Para perempuan yang tinggal di daerah tersebut menghadapi tantangan khusus dalam mengakses perawatan kesehatan. Para pria secara teratur pergi ke kota terdekat, Yatta, untuk jual beli barang dan mereka bisa mencari layanan kesehatan di sana jika diperlukan. Tetapi para perempuan biasanya bekerja sepanjang waktu di lahan pertanian, dan karena mereka tidak memiliki pengganti, banyak yang cenderung mengabaikan kesehatan mereka dan menunggu sampai kondisinya menjadi serius sebelum mencari bantuan medis. Selain itu, tidak ada sistem transportasi umum di Masafer Yatta, dan meskipun beberapa keluarga memiliki mobil, ini dianggap “ilegal” karena mereka tidak terdaftar dan dapat disita sewaktu-waktu.
Rasha (nama diubah untuk melindungi pasien) melakukan perjalanan ke klinik keliling di Khirbet Al Fakheit dengan keledai dari desa terdekatnya. “Semuanya benar-benar berbeda sekarang. Setidaknya ada dokter yang mengunjungi kami setiap minggu dan kami bisa mendapatkan obat. Sebelumnya, jika saya membutuhkannya untuk diri saya sendiri atau untuk anak-anak, saya akan berkeliling desa ke semua rumah untuk melihat apakah ada tetangga yang memiliki obat,” jelasnya. Seminggu sebelumnya, Rasha telah membawa kedua anaknya untuk pemeriksaan. Selain semua masalahnya, dia mengatakan bahwa "kami sekarang kekurangan uang di masa seperti ini karena kami tidak memiliki keju atau dadih untuk dijual".

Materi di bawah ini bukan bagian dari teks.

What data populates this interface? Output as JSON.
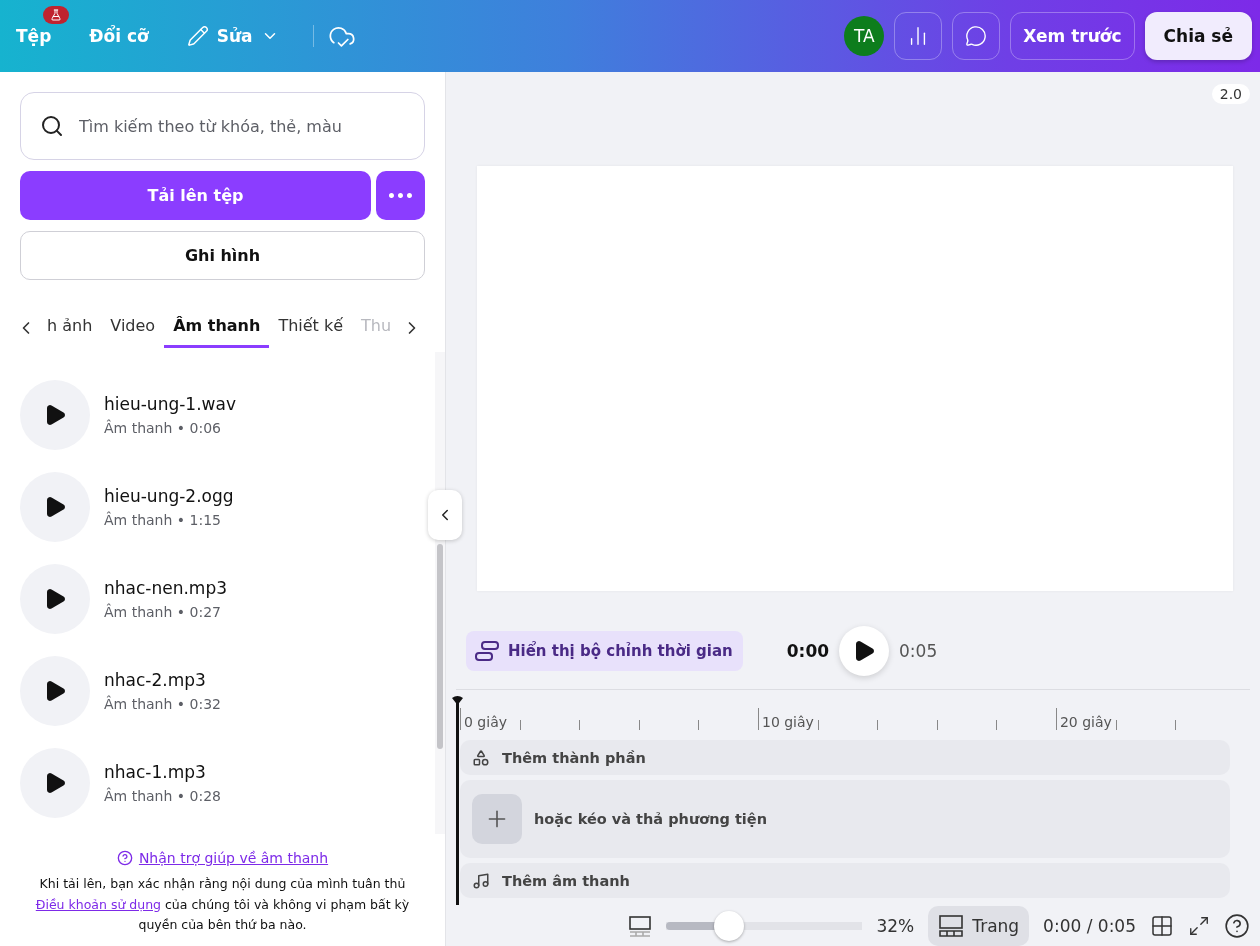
{
  "topbar": {
    "menu": [
      {
        "label": "Tệp",
        "kind": "badge"
      },
      {
        "label": "Đổi cỡ",
        "kind": "plain"
      },
      {
        "label": "Sửa",
        "kind": "edit"
      }
    ],
    "avatar": "TA",
    "preview": "Xem trước",
    "share": "Chia sẻ"
  },
  "sidebar": {
    "search": {
      "placeholder": "Tìm kiếm theo từ khóa, thẻ, màu"
    },
    "upload": "Tải lên tệp",
    "more": "•••",
    "record": "Ghi hình",
    "tabs": [
      {
        "label": "h ảnh",
        "selected": false,
        "faded": false
      },
      {
        "label": "Video",
        "selected": false,
        "faded": false
      },
      {
        "label": "Âm thanh",
        "selected": true,
        "faded": false
      },
      {
        "label": "Thiết kế",
        "selected": false,
        "faded": false
      },
      {
        "label": "Thu",
        "selected": false,
        "faded": true
      }
    ],
    "files": [
      {
        "name": "hieu-ung-1.wav",
        "meta": "Âm thanh • 0:06"
      },
      {
        "name": "hieu-ung-2.ogg",
        "meta": "Âm thanh • 1:15"
      },
      {
        "name": "nhac-nen.mp3",
        "meta": "Âm thanh • 0:27"
      },
      {
        "name": "nhac-2.mp3",
        "meta": "Âm thanh • 0:32"
      },
      {
        "name": "nhac-1.mp3",
        "meta": "Âm thanh • 0:28"
      }
    ],
    "help_link": "Nhận trợ giúp về âm thanh",
    "notice": {
      "before": "Khi tải lên, bạn xác nhận rằng nội dung của mình tuân thủ ",
      "link": "Điều khoản sử dụng",
      "after": " của chúng tôi và không vi phạm bất kỳ quyền của bên thứ ba nào."
    }
  },
  "editor": {
    "version": "2.0",
    "timing_button": "Hiển thị bộ chỉnh thời gian",
    "current_time": "0:00",
    "total_time": "0:05",
    "ruler": [
      "0 giây",
      "10 giây",
      "20 giây"
    ],
    "tracks": [
      {
        "kind": "elements",
        "label": "Thêm thành phần"
      },
      {
        "kind": "media",
        "label": "hoặc kéo và thả phương tiện"
      },
      {
        "kind": "audio",
        "label": "Thêm âm thanh"
      }
    ]
  },
  "bottom_bar": {
    "zoom": {
      "level": 0.32
    },
    "zoom_label": "32%",
    "page_button": "Trang",
    "time": "0:00 / 0:05"
  }
}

Rasha (nama samaran untuk melindungi anonimitas pasien) dapat melihat perbedaan sejak klinik keliling Doctors Without Borders dimulai di daerah tempat tinggalnya. Karena tidak adanya transportasi umum, dia datang ke klinik dengan menggunakan keledai © MSF/Katharina Lange
Kendala lain untuk perawatan kesehatan di daerah ini adalah bahwa penduduk di Area C tidak diizinkan untuk membangun bangunan permanen atau semi permanen tanpa izin dari otoritas Israel, yang hampir tidak pernah diberikan. Bahkan bangunan sederhana yang digunakan oleh Doctors Without Borders untuk klinik keliling, seperti yang ada di Khirbet Al Fakheit, sebagian besar terancam dirobohkan. Sejak 2012, sekolah dan klinik di sebelahnya mendapat perintah pembongkaran yang berarti mereka bisa diratakan kapan saja.
“Kami berharap beberapa organisasi nasional atau Kementerian Kesehatan Palestina segera memiliki kapasitas dan pendanaan untuk memberikan layanan kembali kepada masyarakat yang tinggal di daerah seperti Masafer Yatta,” kata Katharina Lange, koordinator proyek Doctors Without Borders Hebron.
Doctors Without Borders mulai bekerja di Wilayah Pendudukan Palestina pada tahun 1989 dengan fokus pada penyediaan perawatan kesehatan utama di Gaza. Pada tahun 1996, klinik keliling dimulai di beberapa wilayah Hebron (C dan H2) dan satu dekade kemudian kegiatan tersebut diserahterimakan kepada organisasi lain. Selain kegiatan medis di Hebron, Doctors Without Borders saat ini menjalankan program kesehatan mental di Hebron dan Nablus, di Tepi Barat. Di Gaza, Doctors Without Borders menjalankan departemen rawat inap serta klinik untuk merawat pasien trauma dan luka bakar. Kami menyediakan bedah plastik dan ortopedi untuk menutup luka besar dan memulai proses perbaikan tulang hilang dan tulang rusak, serta memberikan pembebat, fisioterapi, edukasi kesehatan, dan dukungan psikososial.